可這一夜格外漫長,外頭的動靜也格外令人心驚。
皇宮里也是一樣。
宮門處兩方人馬對峙,里面領頭的是個姓左的將軍,這日本不是他當值,不過豫王提前了計劃,他也就想了些別的辦法,好在順利拿下宮禁,等外頭的人發現不對,豫王已經控制住官家和那些個大臣了。
外面領軍的是楊義,雖然在人數上他這邊占了優勢,可對方仗著人在他們手中,他們也不敢就這么沖殺進去。
紫宸殿中間擠坐著八九十個大臣,他們這些不是下值時被內侍騙來,便是在府中直接被禁軍給強行帶入了宮。
此時手腳俱是被綁,嘴巴倒是沒有塞住,能讓他們說說話,當然,這也是趙光義的吩咐,畢竟有些事需要他們開口才成。
比如說,內廷局的文書需要哪些手續,印章都在哪里等。
又比如說,薛居正藏在哪里,若有知道的,待大事了了,定有賞賜。
殿中有侍衛看著這些大臣,殿外也有禁軍圍著,這些大臣偷偷打量幾眼,不知道這些人是什么時候投了趙光義。

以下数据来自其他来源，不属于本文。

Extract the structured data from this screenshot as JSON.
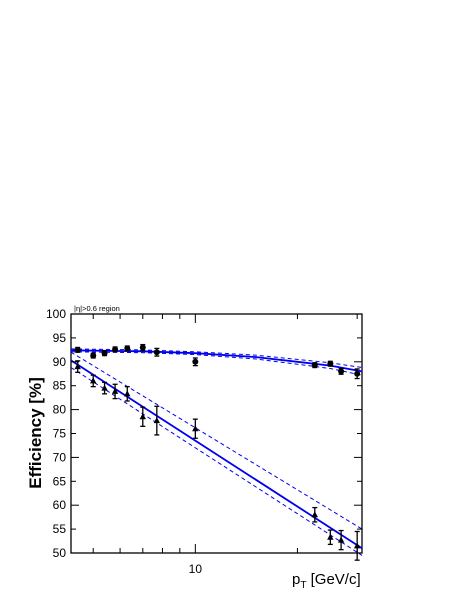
{
  "chart_data": {
    "type": "scatter",
    "annotation": "|η|>0.6 region",
    "ylabel": "Efficiency [%]",
    "xlabel_main": "p",
    "xlabel_sub": "T",
    "xlabel_units": "[GeV/c]",
    "x_scale": "log",
    "xlim": [
      4.3,
      31
    ],
    "ylim": [
      50,
      100
    ],
    "x_ticks": [
      10
    ],
    "y_ticks": [
      50,
      55,
      60,
      65,
      70,
      75,
      80,
      85,
      90,
      95,
      100
    ],
    "grid": false,
    "series": [
      {
        "marker": "circle",
        "points": [
          {
            "x": 4.5,
            "y": 92.5,
            "err": 0.5
          },
          {
            "x": 5.0,
            "y": 91.3,
            "err": 0.5
          },
          {
            "x": 5.4,
            "y": 91.8,
            "err": 0.5
          },
          {
            "x": 5.8,
            "y": 92.6,
            "err": 0.5
          },
          {
            "x": 6.3,
            "y": 92.8,
            "err": 0.5
          },
          {
            "x": 7.0,
            "y": 93.0,
            "err": 0.6
          },
          {
            "x": 7.7,
            "y": 92.0,
            "err": 0.8
          },
          {
            "x": 10.0,
            "y": 90.0,
            "err": 0.8
          },
          {
            "x": 22.5,
            "y": 89.3,
            "err": 0.5
          },
          {
            "x": 25.0,
            "y": 89.6,
            "err": 0.5
          },
          {
            "x": 26.9,
            "y": 88.0,
            "err": 0.6
          },
          {
            "x": 30.0,
            "y": 87.5,
            "err": 1.0
          }
        ],
        "fit": [
          [
            4.3,
            92.4
          ],
          [
            7.0,
            92.2
          ],
          [
            10.0,
            91.8
          ],
          [
            15.0,
            91.0
          ],
          [
            20.0,
            90.0
          ],
          [
            25.0,
            89.2
          ],
          [
            31.0,
            88.0
          ]
        ],
        "band_upper": [
          [
            4.3,
            92.7
          ],
          [
            7.0,
            92.5
          ],
          [
            10.0,
            92.1
          ],
          [
            15.0,
            91.4
          ],
          [
            20.0,
            90.5
          ],
          [
            25.0,
            89.8
          ],
          [
            31.0,
            88.8
          ]
        ],
        "band_lower": [
          [
            4.3,
            92.1
          ],
          [
            7.0,
            91.9
          ],
          [
            10.0,
            91.5
          ],
          [
            15.0,
            90.6
          ],
          [
            20.0,
            89.5
          ],
          [
            25.0,
            88.6
          ],
          [
            31.0,
            87.2
          ]
        ]
      },
      {
        "marker": "triangle",
        "points": [
          {
            "x": 4.5,
            "y": 89.0,
            "err": 1.2
          },
          {
            "x": 5.0,
            "y": 86.0,
            "err": 1.2
          },
          {
            "x": 5.4,
            "y": 84.5,
            "err": 1.2
          },
          {
            "x": 5.8,
            "y": 83.8,
            "err": 1.5
          },
          {
            "x": 6.3,
            "y": 83.3,
            "err": 1.5
          },
          {
            "x": 7.0,
            "y": 78.5,
            "err": 2.0
          },
          {
            "x": 7.7,
            "y": 77.7,
            "err": 3.0
          },
          {
            "x": 10.0,
            "y": 76.0,
            "err": 2.0
          },
          {
            "x": 22.5,
            "y": 58.0,
            "err": 1.5
          },
          {
            "x": 25.0,
            "y": 53.3,
            "err": 1.5
          },
          {
            "x": 26.9,
            "y": 52.7,
            "err": 2.0
          },
          {
            "x": 30.0,
            "y": 51.5,
            "err": 3.0
          }
        ],
        "fit": [
          [
            4.3,
            90.3
          ],
          [
            31.0,
            51.0
          ]
        ],
        "band_upper": [
          [
            4.3,
            92.0
          ],
          [
            31.0,
            55.0
          ]
        ],
        "band_lower": [
          [
            4.3,
            88.8
          ],
          [
            31.0,
            49.5
          ]
        ]
      }
    ]
  }
}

趙光義坐在椅子上,掃了他們一眼,便看向坐在中間的沈義倫說道:“你同薛相最是親近,你可知道薛相去了哪兒?若告訴本王,本王可許你宰輔之位。”
趙光義極力做出一副親和模樣,給出的條件也很是誘人,這年頭當官的哪個不想做宰相。
不過沈義倫只瞥了他一眼,唇角露出一個不屑的笑,轉開了頭,一看便是不想搭理趙光義。
“沈參政,你倒也不用那么有骨氣,”趙光義熱臉貼了冷屁股,自是不高興,“你狀元女婿女兒都在洛陽,就算你不為你自己想,也該為他們想想!哦,還有你那個寶貝兒子,當真也不稀罕了?”
“我沈家不論男女,忠肝義膽,絕不會做豬狗不如之事,便是死了,也是清清白白,堂堂正正,后人自有評說,不勞豫王操心!”
“你——”沈義倫這話直接將趙光義比作豬狗,還當著這么多人的面趙光義氣得當即就站了起來,拿起手邊的刀就要砍上去。
“豫王不可,”少府監黎景忙攔住趙光義,“若是找不到薛相,旨意就要兩位參政來擬才好,豫王莫要沖動啊!”
趙光義聽了這話,瞪了沈義倫一眼,將刀重新扔回桌上,此時,紫宸殿后偏殿內傳出一聲輕笑,語氣嘲諷,似乎在嗤笑趙光義沒有本事,這讓趙光義更是氣極。
沈義倫肅容端坐,此時連眼睛都閉了起來。
呂余慶瞧他這倔模樣,又看了一眼趙光義青白的臉,心中忍不住為他擔心。
不過他的擔心很快轉移到了自己身上,趙光義沒有在沈義倫身上得到答案,只好問了同為參知政事的他一樣的問題。
呂余慶搖了搖頭,開口道:“下官不知,下官離開政事堂時,薛相還是在的,或許在下官離開后,他便走了呢!”
趙光義連續碰壁,臉色更是不好看,他嫌惡得看了一眼地上這些人,朝黎景使了個眼色,自己則朝著偏殿走去。